Себастьян присвистнул сквозь зубы.
— Да, только я ведь даже не знаю, где он, кто и когда станет его судить.
— Ну, этого волка мы из рук не выпустим, пан капитан, это уж будьте спокойны! Сами будем за ним следить, сами в суд доставим. Был у тебя приказ вывозить население из деревни в Млаву? Был, не был — не наше дело. А вот, что ты убийца, у нас свидетели найдутся. Чтоб другим неповадно было. Есть ведь на свете справедливость. Создан Международный трибунал! Взять подлеца — и сразу под суд.
Меня вдруг охватило беспокойство. Ощущение опасности было таким отчетливым, что мне хотелось предостеречь их обоих, но я не находила слов, достаточно убедительных и серьезных, чтобы мужчины их поняли. Нерыхло протянул руки, настойчиво уговаривая:
— Там Игнат сторожит его уже давно! Он как на этого немца поглядел, сразу за вами послал, а сам следить остался. Пойдемте! Тут каждая секунда дорога.
Себастьян повернулся спиной к Нерыхло, огорченно поглядел на меня.
— Ну вот, видите, какая у нас развеселая жизнь! Я вас, Нерыхло, предупреждаю, если вы мне голову морочите, отсидите, как пить дать, две недели на воде и хлебе.
— Слушаюсь, пан капитан. Отсижу.
Я протянула на прощание руку. Себастьян возбужденно и быстро объяснял мне:
— Завтра я постараюсь уточнить, когда отъезжают польские дети за океан. И сообщу вам. Но вы не раздумывайте: цветущие персики за окнами — один только этот пейзаж способен вылечить человека, избавить от дурных воспоминаний. Открываешь глаза поутру, а тут вместо эсэсовских касок, немецких преступлений, Трибунала, военных преступников и их защитников, крови, виселиц видишь ветви персиковых деревьев, усыпанные розовыми лепестками. Персики розовеют на солнце. Незабываемая картина. Бегство от кошмаров Европы.
Я решила пошутить:
— Я бы предпочла спелые персики. Сразу срывать и есть.

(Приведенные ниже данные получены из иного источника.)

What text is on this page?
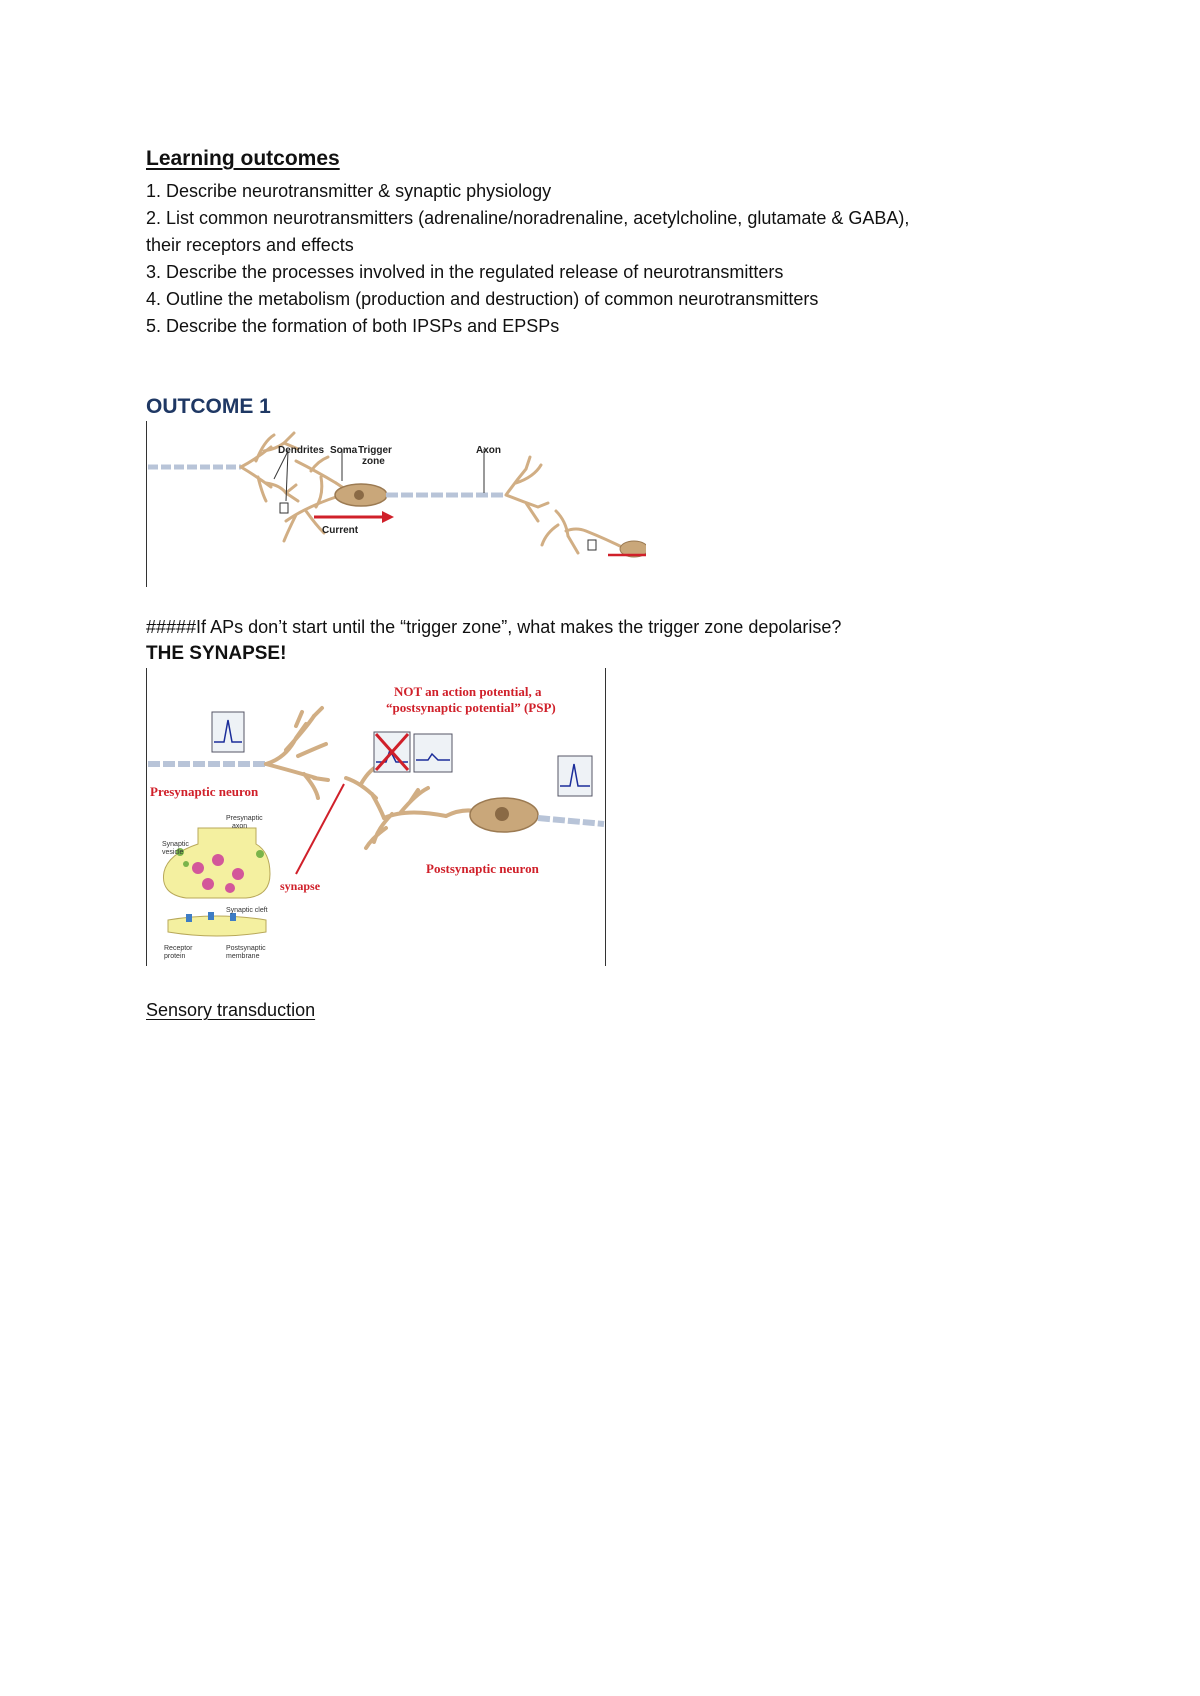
Learning outcomes
1. Describe neurotransmitter & synaptic physiology
2. List common neurotransmitters (adrenaline/noradrenaline, acetylcholine, glutamate & GABA),
their receptors and effects
3. Describe the processes involved in the regulated release of neurotransmitters
4. Outline the metabolism (production and destruction) of common neurotransmitters
5. Describe the formation of both IPSPs and EPSPs
OUTCOME 1
Dendrites Soma Trigger
zone
Axon
Current
#####If APs don’t start until the “trigger zone”, what makes the trigger zone depolarise?
THE SYNAPSE!
NOT an action potential, a
“postsynaptic potential” (PSP)
Presynaptic neuron
Postsynaptic neuron
synapse
Presynaptic
axon
Synaptic
vesicle
Synaptic cleft
Receptor
protein
Postsynaptic
membrane
Sensory transduction
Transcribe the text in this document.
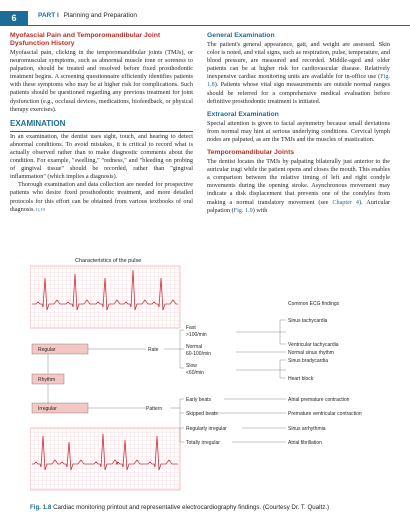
6	PART I Planning and Preparation
Myofascial Pain and Temporomandibular Joint Dysfunction History

Myofascial pain, clicking in the temporomandibular joints (TMJs), or neuromuscular symptoms, such as abnormal muscle tone or soreness to palpation, should be treated and resolved before fixed prosthodontic treatment begins. A screening questionnaire efficiently identifies patients with these symptoms who may be at higher risk for complications. Such patients should be questioned regarding any previous treatment for joint dysfunction (e.g., occlusal devices, medications, biofeedback, or physical therapy exercises).

EXAMINATION

In an examination, the dentist uses sight, touch, and hearing to detect abnormal conditions. To avoid mistakes, it is critical to record what is actually observed rather than to make diagnostic comments about the condition. For example, "swelling," "redness," and "bleeding on probing of gingival tissue" should be recorded, rather than "gingival inflammation" (which implies a diagnosis).

Thorough examination and data collection are needed for prospective patients who desire fixed prosthodontic treatment, and more detailed protocols for this effort can be obtained from various textbooks of oral diagnosis.$^{11,19}$

General Examination

The patient's general appearance, gait, and weight are assessed. Skin color is noted, and vital signs, such as respiration, pulse, temperature, and blood pressure, are measured and recorded. Middle-aged and older patients can be at higher risk for cardiovascular disease. Relatively inexpensive cardiac monitoring units are available for in-office use (Fig. 1.8). Patients whose vital sign measurements are outside normal ranges should be referred for a comprehensive medical evaluation before definitive prosthodontic treatment is initiated.

Extraoral Examination

Special attention is given to facial asymmetry because small deviations from normal may hint at serious underlying conditions. Cervical lymph nodes are palpated, as are the TMJs and the muscles of mastication.

Temporomandibular Joints

The dentist locates the TMJs by palpating bilaterally just anterior to the auricular tragi while the patient opens and closes the mouth. This enables a comparison between the relative timing of left and right condyle movements during the opening stroke. Asynchronous movement may indicate a disk displacement that prevents one of the condyles from making a normal translatory movement (see Chapter 4). Auricular palpation (Fig. 1.9) with

Characteristics of the pulse
Common ECG findings
Regular
Rhythm
Irregular
Rate
Pattern
Fast
>100/min
Normal
60-100/min
Slow
<60/min
Early beats
Skipped beats
Regularly irregular
Totally irregular
Sinus tachycardia
Ventricular tachycardia
Normal sinus rhythm
Sinus bradycardia
Heart block
Atrial premature contraction
Premature ventricular contraction
Sinus arrhythmia
Atrial fibrillation
Fig. 1.8 Cardiac monitoring printout and representative electrocardiography findings. (Courtesy Dr. T. Qualtz.)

— Вот видите! Так и следует рассуждать! Я вас все-таки соблазнил этими персиками величиной с кулак. О’кэй! Формальностями мы займемся завтра. Поставите свою подпись — и больше никаких забот.
— Мне казалось, вы дали мне время на размышление?
— Совершенно верно. Только тут долго думать нечего. Идемте, Нерыхло! Ведите меня, посчитаем, сколько пальцев на руке у этого вашего немца. И как тут жить человеку? С одной стороны — сердце радуется, с другой — будто нарыв нарывает. Сердце у меня радуется, когда мы гитлеровцев одного за другим за решетку отправляем, а нарывает оттого, что я до сих пор, простите великодушно за грубость, в этой засранной, окровавленной Германии околачиваюсь.
Нерыхло продолжал стоять по стойке «смирно», но капитан Вежбица словно забыл о нем.
— Во время концерта меня одолевали сомнения. Что я тут делаю? Чего ищу? Но ведь кто-то должен выявлять преступников, кто-то должен напомнить им о их злодеяниях, а то они все забудут, бедняги, все, что им мешает. — Вежбица в задумчивости провел рукой по своим длинным серебристым волосам и продолжил: — В тридцать девятом году я решил не бриться и не стричься, пока мы не прогоним немцев с нашей земли. Идиотство, правда? Я был тогда очень молод и наивен. Но теперь другое дело, — он понизил голос до шепота, — я не постригусь, пока хоть один эсэсовец останется на свободе, кто-то обязан за этим следить, через год, два, пять, десять эсэсовцы опять возьмутся за оружие.
Бедный безумец, подумала я, глядя на него. Он мерит эти проблемы длиной своих волос!